Department of Bone and Mineral Research, Research Institute, Osaka Women's and Children's Hospital, Osaka Prefectural Hospital Organization, Izumi, Osaka 594-1101, Japan; Department of Pediatrics, Osaka University Graduate School of Medicine, Suita, Osaka 565-0871, Japan.
Department of Bone and Mineral Research, Research Institute, Osaka Women's and Children's Hospital, Osaka Prefectural Hospital Organization, Izumi, Osaka 594-1101, Japan.
Bone. 2024 Apr;181:117044. doi: 10.1016/j.bone.2024.117044. Epub 2024 Feb 6.

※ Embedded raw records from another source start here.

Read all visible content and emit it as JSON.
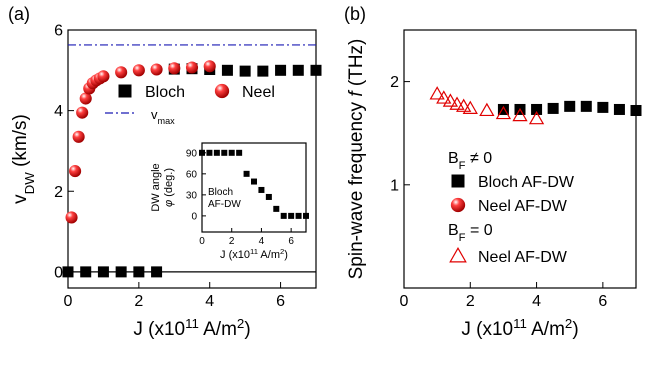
{
  "chart_data": [
    {
      "type": "scatter",
      "panel_label": "(a)",
      "xlabel": [
        "J (x10",
        {
          "sup": "11"
        },
        " A/m",
        {
          "sup": "2"
        },
        ")"
      ],
      "ylabel": [
        [
          "v",
          {
            "sub": "DW"
          },
          " (km/s)"
        ]
      ],
      "xlim": [
        0,
        7
      ],
      "ylim": [
        -0.4,
        6
      ],
      "xticks": [
        0,
        2,
        4,
        6
      ],
      "yticks": [
        0,
        2,
        4,
        6
      ],
      "zero_line": true,
      "series": [
        {
          "name": "Bloch",
          "marker": "square",
          "color": "#000000",
          "x": [
            0,
            0.5,
            1,
            1.5,
            2,
            2.5,
            3,
            3.5,
            4,
            4.5,
            5,
            5.5,
            6,
            6.5,
            7
          ],
          "values": [
            0,
            0,
            0,
            0,
            0,
            0,
            5.03,
            5.04,
            5.02,
            5.0,
            4.98,
            4.98,
            5.0,
            5.0,
            5.0
          ]
        },
        {
          "name": "Neel",
          "marker": "ball",
          "color": "#e00000",
          "x": [
            0.1,
            0.2,
            0.3,
            0.4,
            0.5,
            0.6,
            0.7,
            0.8,
            0.9,
            1.0,
            1.5,
            2,
            2.5,
            3,
            3.5,
            4
          ],
          "values": [
            1.35,
            2.5,
            3.35,
            3.95,
            4.3,
            4.55,
            4.68,
            4.75,
            4.8,
            4.85,
            4.95,
            5.0,
            5.02,
            5.05,
            5.07,
            5.1
          ]
        }
      ],
      "hlines": [
        {
          "value": 5.63,
          "label": [
            "v",
            {
              "sub": "max"
            }
          ],
          "color": "#1a1ab4"
        }
      ]
    },
    {
      "type": "scatter",
      "inset": true,
      "xlabel": [
        "J (x10",
        {
          "sup": "11"
        },
        " A/m",
        {
          "sup": "2"
        },
        ")"
      ],
      "ylabel": [
        [
          "DW angle"
        ],
        [
          {
            "it": "φ"
          },
          " (deg.)"
        ]
      ],
      "xlim": [
        0,
        7
      ],
      "ylim": [
        -23,
        104
      ],
      "xticks": [
        0,
        2,
        4,
        6
      ],
      "yticks": [
        0,
        30,
        60,
        90
      ],
      "annotations": [
        "Bloch",
        "AF-DW"
      ],
      "series": [
        {
          "marker": "square",
          "color": "#000000",
          "x": [
            0,
            0.5,
            1,
            1.5,
            2,
            2.5,
            3,
            3.5,
            4,
            4.5,
            5,
            5.5,
            6,
            6.5,
            7
          ],
          "values": [
            90,
            90,
            90,
            90,
            90,
            90,
            60,
            49,
            37,
            27,
            10,
            0,
            0,
            0,
            0
          ]
        }
      ]
    },
    {
      "type": "scatter",
      "panel_label": "(b)",
      "xlabel": [
        "J (x10",
        {
          "sup": "11"
        },
        " A/m",
        {
          "sup": "2"
        },
        ")"
      ],
      "ylabel": [
        [
          "Spin-wave frequency ",
          {
            "it": "f"
          },
          " (THz)"
        ]
      ],
      "xlim": [
        0,
        7
      ],
      "ylim": [
        0,
        2.5
      ],
      "xticks": [
        0,
        2,
        4,
        6
      ],
      "yticks": [
        1,
        2
      ],
      "legend_headings": [
        [
          "B",
          {
            "sub": "F"
          },
          " ≠ 0"
        ],
        [
          "B",
          {
            "sub": "F"
          },
          " = 0"
        ]
      ],
      "series": [
        {
          "name": "Bloch AF-DW",
          "marker": "square",
          "color": "#000000",
          "x": [
            3,
            3.5,
            4,
            4.5,
            5,
            5.5,
            6,
            6.5,
            7
          ],
          "values": [
            1.73,
            1.73,
            1.73,
            1.74,
            1.76,
            1.76,
            1.75,
            1.73,
            1.72
          ]
        },
        {
          "name": "Neel AF-DW",
          "marker": "ball",
          "color": "#e00000",
          "x": [],
          "values": []
        },
        {
          "name": "Neel AF-DW",
          "marker": "triangle",
          "color": "#e00000",
          "x": [
            1,
            1.2,
            1.4,
            1.6,
            1.8,
            2,
            2.5,
            3,
            3.5,
            4
          ],
          "values": [
            1.88,
            1.84,
            1.81,
            1.78,
            1.76,
            1.74,
            1.72,
            1.69,
            1.67,
            1.64
          ]
        }
      ]
    }
  ]
}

X-linked hypophosphatemia (XLH) is caused by inactivating variants of the phosphate regulating endopeptidase homolog X-linked (PHEX) gene. Although the overproduction of fibroblast growth factor 23 (FGF23) is responsible for hypophosphatemia and impaired vitamin D metabolism, the pathogenesis of XLH remains unclear. We herein generated PHEX-knockout (KO) human induced pluripotent stem (iPS) cells by applying CRISPR/Cas9-mediated gene ablation to an iPS clone derived from a healthy male, and analyzed PHEX-KO iPS cells with deletions extending from exons 1 to 3 and frameshifts by inducing them to differentiate into the osteoblast lineage. We confirmed the increased production of FGF23 in osteoblast lineage cells differentiated from PHEX-KO iPS cells. In vitro mineralization was enhanced in osteoblast lineage cells from PHEX-KO iPS cells than in those from isogenic control iPS cells, which reminded us of high bone mineral density and enthesopathy in patients with XLH. The extracellular level of pyrophosphate (PPi), an inhibitor of mineralization, was elevated, and this increase appeared to be partly due to the reduced activity of tissue non-specific alkaline phosphatase (TNSALP). Osteoblast lineage cells derived from PHEX-KO iPS cells also showed the increased expression of multiple molecules such as dentine matrix protein 1, osteopontin, RUNX2, FGF receptor 1 and early growth response 1. This gene dysregulation was similar to that in the osteoblasts/osteocytes of Phex-deficient Hyp mice, suggesting that common pathogenic mechanisms are shared between human XLH and Hyp mice. Moreover, we found that the phosphorylation of CREB was markedly enhanced in osteoblast lineage cells derived from PHEX-KO iPS cells, which appeared to be associated with the up-regulation of the parathyroid hormone related protein gene. PHEX deficiency also affected the response of the ALPL gene encoding TNSALP to extracellular Pi. Collectively, these results indicate that complex intrinsic abnormalities in osteoblasts/osteocytes underlie the pathogenesis of human XLH.
X 连锁低磷血症(XLH)是由磷酸盐调节内肽酶同源物 X 连锁(PHEX)基因的失活变异引起的。尽管成纤维细胞生长因子 23(FGF23)的过度产生导致低磷血症和维生素 D 代谢受损,但 XLH 的发病机制仍不清楚。我们通过应用 CRISPR/Cas9 介导的基因敲除,对源自健康男性的 iPS 克隆进行基因敲除,从而生成了 PHEX 敲除(KO)人诱导多能干细胞(iPS),并分析了从外显子 1 到 3 缺失和移码的 PHEX-KO iPS 细胞,诱导它们分化为成骨细胞谱系。我们证实了 PHEX-KO iPS 细胞分化的成骨细胞谱系细胞中 FGF23 的产量增加。与源自同基因对照 iPS 细胞的成骨细胞谱系细胞相比,源自 PHEX-KO iPS 细胞的成骨细胞谱系细胞的体外矿化增强,这让我们想起了 XLH 患者的高骨密度和肌腱病。细胞外焦磷酸盐(PPi)水平升高,而这种增加似乎部分是由于组织非特异性碱性磷酸酶(TNSALP)活性降低所致。源自 PHEX-KO iPS 细胞的成骨细胞谱系细胞还表现出多个分子的表达增加,例如牙本质基质蛋白 1、骨桥蛋白、RUNX2、FGF 受体 1 和早期生长反应 1。这种基因失调类似于 Phex 缺陷 Hyp 小鼠的成骨细胞/骨细胞,表明人类 XLH 和 Hyp 小鼠之间存在共同的发病机制。此外,我们发现源自 PHEX-KO iPS 细胞的成骨细胞谱系细胞中 CREB 的磷酸化明显增强,这似乎与甲状旁腺激素相关蛋白基因的上调有关。PHEX 缺乏还影响了编码 TNSALP 的 ALPL 基因对细胞外 Pi 的反应。总之,这些结果表明,人类 XLH 发病机制的基础是成骨细胞/骨细胞中复杂的内在异常。